Joel Kellogg said aside from the sidewall emission mitigation system and a geomembrane cover, “everything in there is things that city of Bristol Virginia should have been doing all along to properly maintain a landfill according to regulations. So this is nothing.”

He criticized the decree’s lack of air monitoring requirements along the landfill’s perimeter or in the communities most directly affected by the gases and odors coming from the now-closed facility.

HOPE For Bristol President Joel Kellogg said he’s unhappy with the consent decree. (WJHL photo)

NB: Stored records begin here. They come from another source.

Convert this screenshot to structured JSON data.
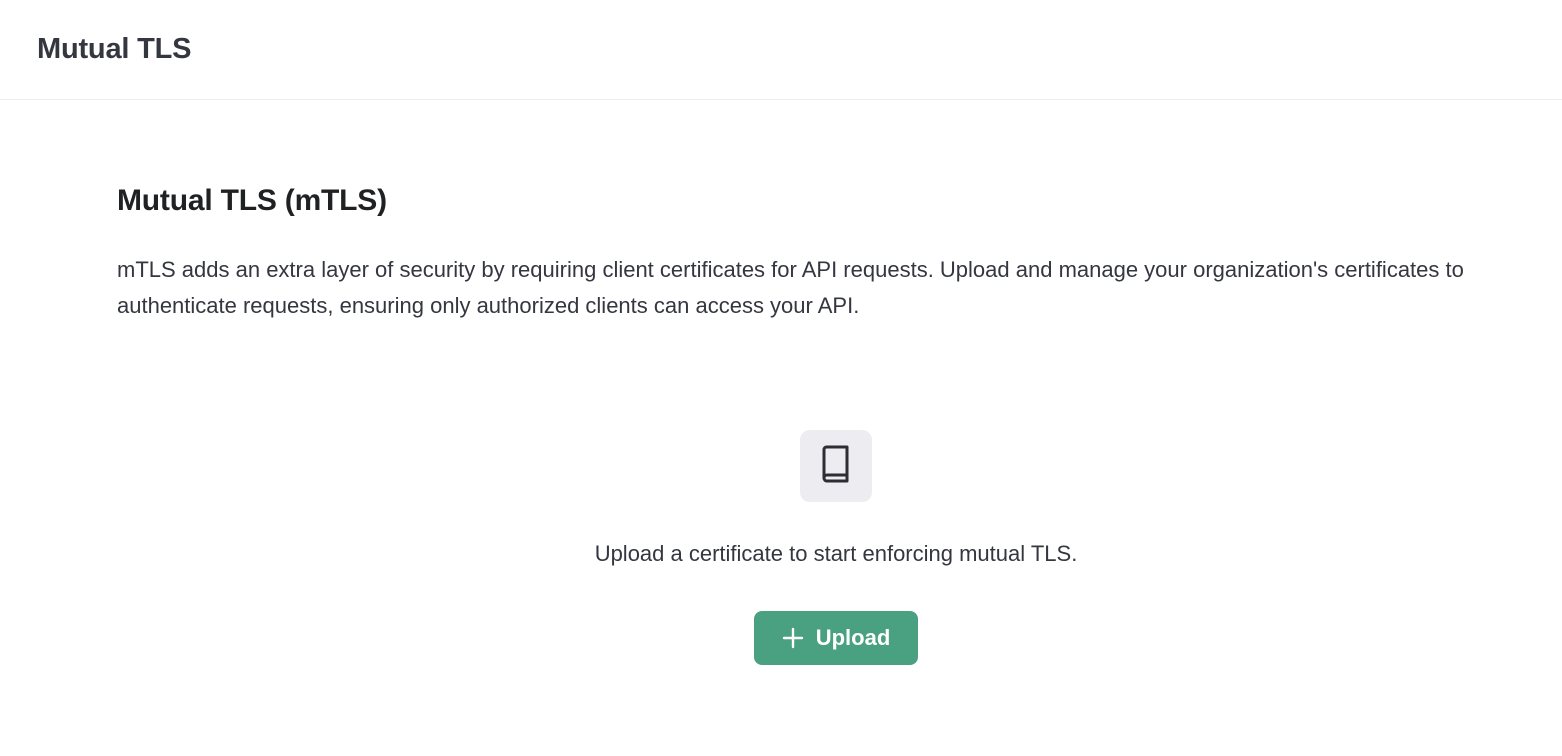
{
  "header": {
    "title": "Mutual TLS"
  },
  "main": {
    "heading": "Mutual TLS (mTLS)",
    "description": "mTLS adds an extra layer of security by requiring client certificates for API requests. Upload and manage your organization's certificates to authenticate requests, ensuring only authorized clients can access your API.",
    "empty_state": {
      "icon": "book-icon",
      "message": "Upload a certificate to start enforcing mutual TLS.",
      "button_label": "Upload",
      "button_icon": "plus-icon"
    }
  },
  "colors": {
    "accent": "#4aa181",
    "icon_box_bg": "#ececf1",
    "text": "#353740"
  }
}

“There’s no protections for citizens when they start drilling these large-diameter wells into this thing,” Kellogg said. “It is just disappointing beyond belief,” he added, saying he felt let down by the Attorney General’s office and the statewide DEQ.

“I think our local office was actually trying to get some protections for citizens in place.”

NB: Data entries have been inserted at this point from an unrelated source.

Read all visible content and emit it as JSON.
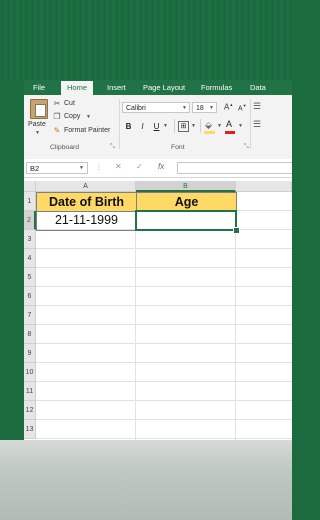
{
  "ribbon_tabs": [
    "File",
    "Home",
    "Insert",
    "Page Layout",
    "Formulas",
    "Data"
  ],
  "clipboard": {
    "paste_label": "Paste",
    "cut_label": "Cut",
    "copy_label": "Copy",
    "format_painter_label": "Format Painter",
    "group_label": "Clipboard"
  },
  "font": {
    "font_name": "Calibri",
    "font_size": "18",
    "group_label": "Font",
    "bold": "B",
    "italic": "I",
    "underline": "U",
    "font_color_glyph": "A"
  },
  "formula_bar": {
    "name_box": "B2",
    "cancel": "✕",
    "enter": "✓",
    "fx": "fx",
    "formula": ""
  },
  "sheet": {
    "columns": [
      "A",
      "B"
    ],
    "rows": [
      "1",
      "2",
      "3",
      "4",
      "5",
      "6",
      "7",
      "8",
      "9",
      "10",
      "11",
      "12",
      "13"
    ],
    "cells": {
      "A1": "Date of Birth",
      "B1": "Age",
      "A2": "21-11-1999",
      "B2": ""
    },
    "header_fill": "#ffd966",
    "selection_color": "#217346"
  },
  "colors": {
    "excel_green": "#217346",
    "background_green": "#1b6b3f"
  }
}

A second schedule of compliance covers SWP 498 landfill and SWP 221 landfill. It’s smaller than the 588 requirements but includes remaining requirements to repair and replace inoperable pumps by Jan. 31, 2023.

The compliance schedule also requires Bristol to “optimize the performance” of those landfills’ existing gas extraction system. It requires a plan to install final cover over SWP 498 and it tasks Bristol with completing all work for “eliminating areas of ponding and repair of seeps” by April 30.

In its post, the city expressed appreciation for the time and effort DEQ and the attorney general’s office put into helping Bristol reach the agreement with the state.

“We are fully committed to addressing and resolving challenges at the Bristol quarry landfill in an environmentally sound manner.”